A couple more interesting facts - he is, according to his Wikipedia page, an expert in "idea futures " which is about as made up a thing as once could possibly have expertise in, but will probably crash our economy at some point.
(Wikipedia explains the "idea futures" market this way: are exchange-traded markets created for the purpose of trading the outcome of events. The market prices can indicate what the crowd thinks the probability of the event is. A prediction market contract trades between 0 and 100%. It is a binary option that will expire at the price of 0 or 100%. Prediction markets can be thought of as belonging to the more general concept of crowdsourcing which is specially designed to aggregate information on particular topics of interest. The main purposes of prediction markets are eliciting aggregating beliefs over an unknown future outcome. Traders with different beliefs trade on contracts whose payoffs are related to the unknown future outcome and the market prices of the contracts are considered as the aggregated belief.)
So it's a bunch of imaginary bullshit that Wall Street is probably sinking billions of imaginary dollars into and we will eventually end up bailing them out when this house of imaginary cards inevitably collapses.
Another interesting Wikipedia page fact about Hanson: Hanson has elected to have his brain cryonically preserved in the event of medical death.
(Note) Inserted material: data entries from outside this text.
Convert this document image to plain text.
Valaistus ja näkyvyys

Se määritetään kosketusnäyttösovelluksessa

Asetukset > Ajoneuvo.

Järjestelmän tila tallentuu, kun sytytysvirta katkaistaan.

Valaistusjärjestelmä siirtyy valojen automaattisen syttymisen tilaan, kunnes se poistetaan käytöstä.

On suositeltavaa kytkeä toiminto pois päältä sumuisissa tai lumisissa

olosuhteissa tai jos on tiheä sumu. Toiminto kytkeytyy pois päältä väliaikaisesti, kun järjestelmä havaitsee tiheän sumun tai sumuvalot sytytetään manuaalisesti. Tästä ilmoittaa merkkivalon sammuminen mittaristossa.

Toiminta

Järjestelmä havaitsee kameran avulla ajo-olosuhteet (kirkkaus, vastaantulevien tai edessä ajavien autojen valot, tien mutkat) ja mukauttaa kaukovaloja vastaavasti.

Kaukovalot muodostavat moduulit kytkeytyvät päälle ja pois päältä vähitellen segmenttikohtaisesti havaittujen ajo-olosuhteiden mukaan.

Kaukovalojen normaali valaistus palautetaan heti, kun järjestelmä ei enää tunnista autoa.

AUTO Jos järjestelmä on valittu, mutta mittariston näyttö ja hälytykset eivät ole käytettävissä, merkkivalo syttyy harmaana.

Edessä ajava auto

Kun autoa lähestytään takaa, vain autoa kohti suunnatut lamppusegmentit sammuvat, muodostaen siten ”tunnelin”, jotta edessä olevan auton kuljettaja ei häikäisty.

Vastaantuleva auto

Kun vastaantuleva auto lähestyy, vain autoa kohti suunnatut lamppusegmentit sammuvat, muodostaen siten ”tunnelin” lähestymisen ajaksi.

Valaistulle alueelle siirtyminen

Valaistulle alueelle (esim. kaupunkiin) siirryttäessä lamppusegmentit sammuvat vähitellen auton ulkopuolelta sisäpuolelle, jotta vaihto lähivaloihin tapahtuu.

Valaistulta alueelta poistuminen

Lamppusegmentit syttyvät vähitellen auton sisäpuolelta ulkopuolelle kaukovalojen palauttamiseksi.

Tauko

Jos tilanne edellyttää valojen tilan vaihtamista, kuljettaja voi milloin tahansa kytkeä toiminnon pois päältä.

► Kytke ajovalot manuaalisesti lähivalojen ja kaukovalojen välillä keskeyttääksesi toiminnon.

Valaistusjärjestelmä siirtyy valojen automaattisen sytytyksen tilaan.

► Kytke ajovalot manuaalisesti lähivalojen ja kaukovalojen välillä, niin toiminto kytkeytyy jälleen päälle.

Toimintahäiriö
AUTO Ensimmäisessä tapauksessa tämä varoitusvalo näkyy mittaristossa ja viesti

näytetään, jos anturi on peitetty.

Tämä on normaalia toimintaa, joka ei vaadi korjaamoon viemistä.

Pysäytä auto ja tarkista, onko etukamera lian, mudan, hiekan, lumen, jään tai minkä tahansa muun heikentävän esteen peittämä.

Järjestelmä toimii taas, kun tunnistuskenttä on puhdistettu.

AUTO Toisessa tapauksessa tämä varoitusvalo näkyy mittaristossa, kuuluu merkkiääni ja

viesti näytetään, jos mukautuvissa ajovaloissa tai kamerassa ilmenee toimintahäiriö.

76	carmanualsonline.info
And thank God, because it would be a crime to deprive future generations of this brilliant mind! I mean, a man with a PhD who thinks Twitter polls have some sort of validity doesn't come around every day!
And, if you're on the fence about Hanson, if you're thinking "I don't know, on the one hand he seems like a scumbag, but on the other he also seems like a complete moron" and ou're not sure whether to love or hate him, consider this, the last line from his Wikipedia page:
Hanson has argued that men might experience more harm from cuckoldry than from rape in a series of posts on his blog Overcoming Bias. He takes the premise that "Biologically, cuckoldry is a bigger reproductive harm than rape, so we should expect a similar intensity of inherited emotions about it."